Births, marriages & deaths

Civil registration

Before civil registration, all records of births, marriages and deaths were kept by each parish church in their parish registers. Civil registration of births, marriages and deaths in England and Wales was introduced on 1st July 1837. Originally, the registrars had to travel around and visit the people who had an event and make a note of the details.

During the early years of registration many births were not registered because it was not compulsory and there was no penalty for failure to comply. Before 1875 it is estimated that as many as 10% of births were NOT registered. From 1875 registration was compulsory and it was up to the people to visit the local registrar office to record the event, and there was more rigorous enforcement.

Births are required to be registered within 42 days of the event. In 1837 a death had to be registered within 8 days, this was reduced to 5 days in 1875. Both are sometimes are registered late. A coroner's inquest, for example, might significantly delay the issuing of a death certificate.

In 1875, to get a death certificate, you needed a certificate from the Doctor with the cause of death. This allowed you to get the Civil Registration Death Certificate and a Certificate of Disposal to take to the undertaker. If there was no body, a death could not be registered.

The registration districts were formed from the Poor Law Unions, areas that stretched across several parishes and which had elected Overseers of the Poor who were answerable to the parishes and the area's Justice of the Peace.

The indexes

A copy of the district registers was sent to the Registrar General at the end of March, June, September and December, where they were compiled into quarterly indexes for England and Wales, so the first index is for September 1837. (Note that the quarters contain the births, marriages or deaths registered within them, which is not necessarily the same as those that actually took place within them.)

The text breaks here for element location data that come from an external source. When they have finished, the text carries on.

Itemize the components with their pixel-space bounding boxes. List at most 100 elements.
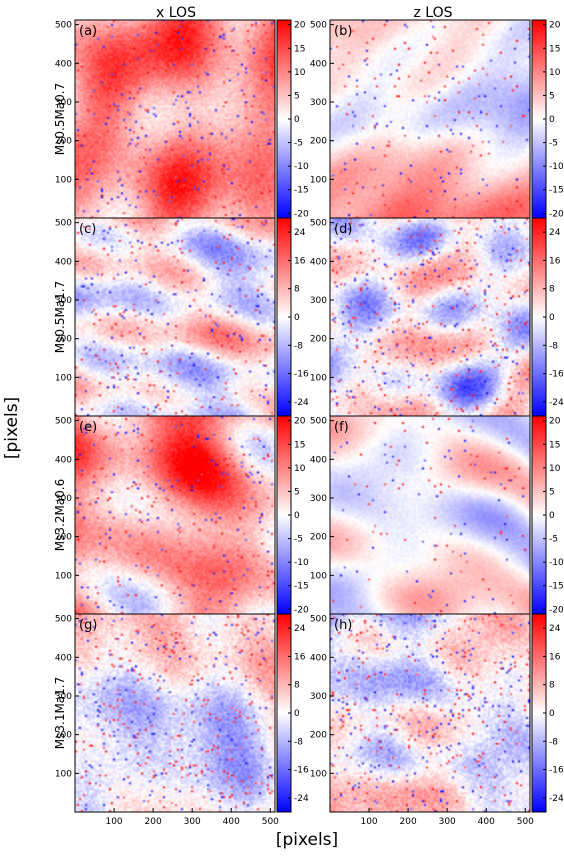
colorbar-tick-label: -20 — [549, 209, 564, 219]
colorbar-tick-label: 15 — [294, 44, 305, 54]
colorbar-tick-label: 24 — [294, 624, 306, 634]
colorbar-tick-label: -16 — [549, 766, 564, 776]
y-tick-label: 500 — [55, 615, 72, 625]
colorbar-tick-label: 24 — [549, 228, 561, 238]
colorbar-tick-label: 8 — [549, 681, 555, 691]
heatmap-panel: (a) 100 200 300 400 500 20 15 10 5 0 -5 -10 -15 -20 — [55, 19, 309, 219]
y-tick-label: 400 — [55, 59, 72, 69]
colorbar-tick-label: 5 — [549, 487, 555, 497]
colorbar-tick-label: 0 — [294, 313, 300, 323]
colorbar-tick-label: -15 — [294, 186, 309, 196]
y-tick-label: 100 — [55, 373, 72, 383]
colorbar-tick-label: 0 — [549, 709, 555, 719]
colorbar-tick-label: -15 — [549, 186, 564, 196]
y-tick-label: 400 — [55, 455, 72, 465]
y-tick-label: 100 — [55, 175, 72, 185]
y-tick-label: 200 — [55, 137, 72, 147]
y-tick-label: 200 — [310, 137, 327, 147]
y-tick-label: 300 — [55, 98, 72, 108]
panel-letter: (f) — [334, 420, 349, 435]
row-label: Ms3.1Ma1.7 — [53, 677, 67, 749]
row-label: Ms0.5Ma0.7 — [53, 83, 67, 155]
x-tick-label: 200 — [145, 817, 162, 827]
y-tick-label: 200 — [55, 731, 72, 741]
x-tick-label: 200 — [400, 817, 417, 827]
heatmap-panel: (e) 100 200 300 400 500 20 15 10 5 0 -5 -10 -15 -20 — [55, 415, 309, 615]
x-tick-label: 100 — [105, 817, 122, 827]
colorbar-tick-label: 15 — [549, 44, 560, 54]
colorbar-tick-label: 0 — [294, 115, 300, 125]
colorbar-tick-label: 16 — [549, 652, 561, 662]
y-tick-label: 400 — [55, 653, 72, 663]
colorbar-tick-label: -10 — [294, 558, 309, 568]
y-tick-label: 100 — [310, 175, 327, 185]
colorbar-tick-label: 10 — [294, 68, 306, 78]
colorbar-tick-label: 16 — [294, 256, 306, 266]
row-labels: Ms0.5Ma0.7 Ms0.5Ma1.7 Ms3.2Ma0.6 Ms3.1Ma1.7 — [53, 83, 67, 749]
y-tick-label: 400 — [310, 59, 327, 69]
colorbar-tick-label: 16 — [294, 652, 306, 662]
heatmap-image — [75, 218, 275, 416]
colorbar-tick-label: -5 — [549, 535, 558, 545]
heatmap-image — [75, 416, 275, 614]
colorbar-tick-label: 0 — [549, 313, 555, 323]
colorbar-tick-label: 0 — [549, 511, 555, 521]
heatmap-image — [75, 614, 275, 812]
colorbar-tick-label: -15 — [294, 582, 309, 592]
heatmap-panel: (c) 100 200 300 400 500 24 16 8 0 -8 -16 -24 — [55, 217, 309, 417]
panel-letter: (d) — [334, 222, 352, 237]
colorbar-tick-label: 24 — [549, 624, 561, 634]
heatmap-panel: (b) 100 200 300 400 500 20 15 10 5 0 -5 -10 -15 -20 — [310, 19, 564, 219]
colorbar-tick-label: -8 — [549, 341, 558, 351]
column-title-x-los: x LOS — [156, 5, 196, 21]
panel-letter: (b) — [334, 24, 352, 39]
colorbar-tick-label: 20 — [294, 21, 306, 31]
colorbar-tick-label: -20 — [294, 209, 309, 219]
y-tick-label: 300 — [55, 692, 72, 702]
y-tick-label: 400 — [310, 653, 327, 663]
y-tick-label: 200 — [310, 335, 327, 345]
colorbar-tick-label: 15 — [294, 440, 305, 450]
x-tick-label: 400 — [223, 817, 240, 827]
colorbar-tick-label: 8 — [294, 681, 300, 691]
colorbar-tick-label: 20 — [549, 21, 561, 31]
panel-letter: (c) — [79, 222, 96, 237]
column-title-z-los: z LOS — [413, 5, 452, 21]
colorbar-tick-label: 20 — [294, 417, 306, 427]
colorbar-tick-label: -10 — [549, 558, 564, 568]
heatmap-image — [330, 218, 530, 416]
heatmap-image — [75, 20, 275, 218]
y-tick-label: 200 — [310, 731, 327, 741]
colorbar-tick-label: -24 — [294, 794, 309, 804]
colorbar-tick-label: 5 — [294, 91, 300, 101]
y-tick-label: 300 — [310, 98, 327, 108]
colorbar-tick-label: 0 — [294, 709, 300, 719]
colorbar-tick-label: 0 — [549, 115, 555, 125]
y-tick-label: 300 — [310, 494, 327, 504]
colorbar-tick-label: -15 — [549, 582, 564, 592]
colorbar-tick-label: -5 — [294, 535, 303, 545]
colorbar-tick-label: 15 — [549, 440, 560, 450]
panel-letter: (a) — [79, 24, 97, 39]
colorbar-tick-label: -5 — [294, 139, 303, 149]
colorbar-tick-label: -16 — [549, 370, 564, 380]
y-tick-label: 500 — [310, 219, 327, 229]
colorbar-tick-label: 10 — [549, 464, 561, 474]
colorbar-tick-label: -8 — [294, 341, 303, 351]
colorbar-tick-label: -16 — [294, 370, 309, 380]
row-label: Ms3.2Ma0.6 — [53, 479, 67, 551]
colorbar-tick-label: 16 — [549, 256, 561, 266]
y-tick-label: 400 — [310, 455, 327, 465]
heatmap-panel: (g) 100 200 300 400 500 100 200 300 400 500 24 16 8 0 -… — [55, 613, 309, 827]
colorbar-tick-label: -20 — [549, 605, 564, 615]
colorbar-tick-label: -24 — [549, 794, 564, 804]
panel-frame — [74, 613, 276, 813]
heatmap-image — [330, 614, 530, 812]
y-tick-label: 100 — [310, 571, 327, 581]
colorbar-tick-label: -10 — [549, 162, 564, 172]
y-tick-label: 500 — [310, 615, 327, 625]
panel-letter: (g) — [79, 618, 97, 633]
colorbar-tick-label: 5 — [549, 91, 555, 101]
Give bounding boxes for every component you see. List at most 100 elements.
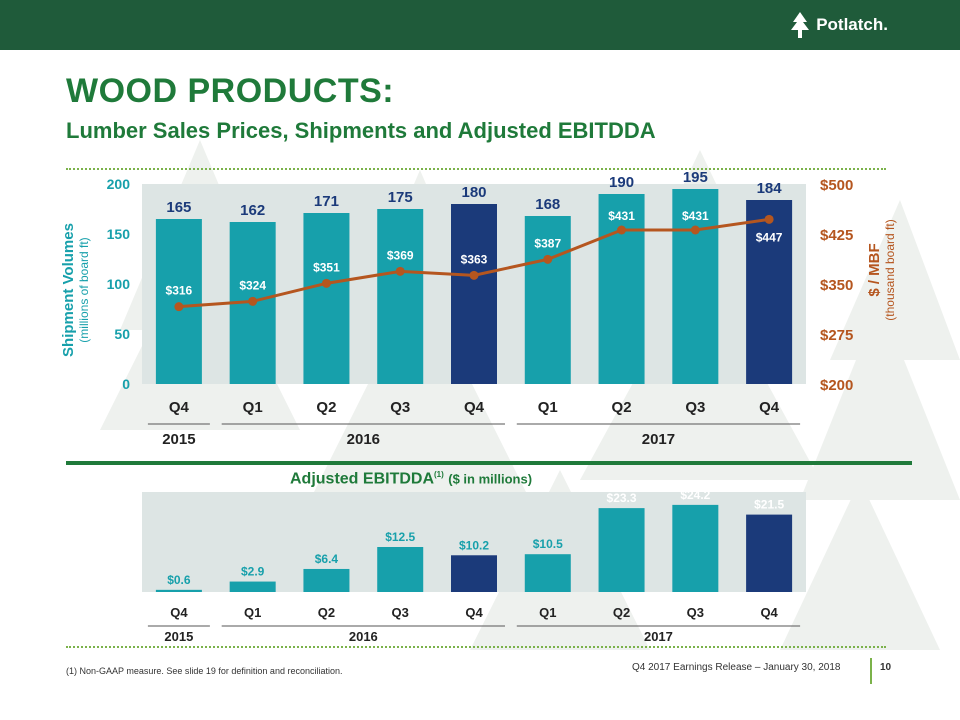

From 1837 until 1911 only the surname, first two forenames, other initials, registration district and reference number were recorded for births, marriages and deaths. From September 1911 the birth index also includes the mother's maiden name. From March 1912 the marriage index also included the spouse's surname.

From 1837 until December 1865 no age was given on the death index. From March 1866 to March 1969 the age at death is given. From June 1969 the date and place of birth of the deceased and the maiden name (in the case of a married woman) are also given. On 1st July 1927, stillbirth registration commenced.

Calendar dates

Until 1751 the year number in England and Wales changed not on 1st January but on 25th March (Lady Day), one of the quarter days. It was only from 1752, by an Act of Parliament, that the year started on 1st January. The old style is known as the Julian Calendar (after Julius Caesar) and the new style as the Gregorian Calendar (after Pope Gregory XIII).

Until the change, parish registers and other documents used the Julian Calendar, which means that entries for years up to 1750 would cover dates from 25th March to the following 24th March. The year 1751, however, started on 25th March but ended on 31st December.

When a date before 1752 is between 1st January and 24th March, it is useful to write down both the old and new year, e.g. 17th February 1748/49 means the date would have been written as 17th February 1748 in a parish register but in the new style would have been 17th February 1749.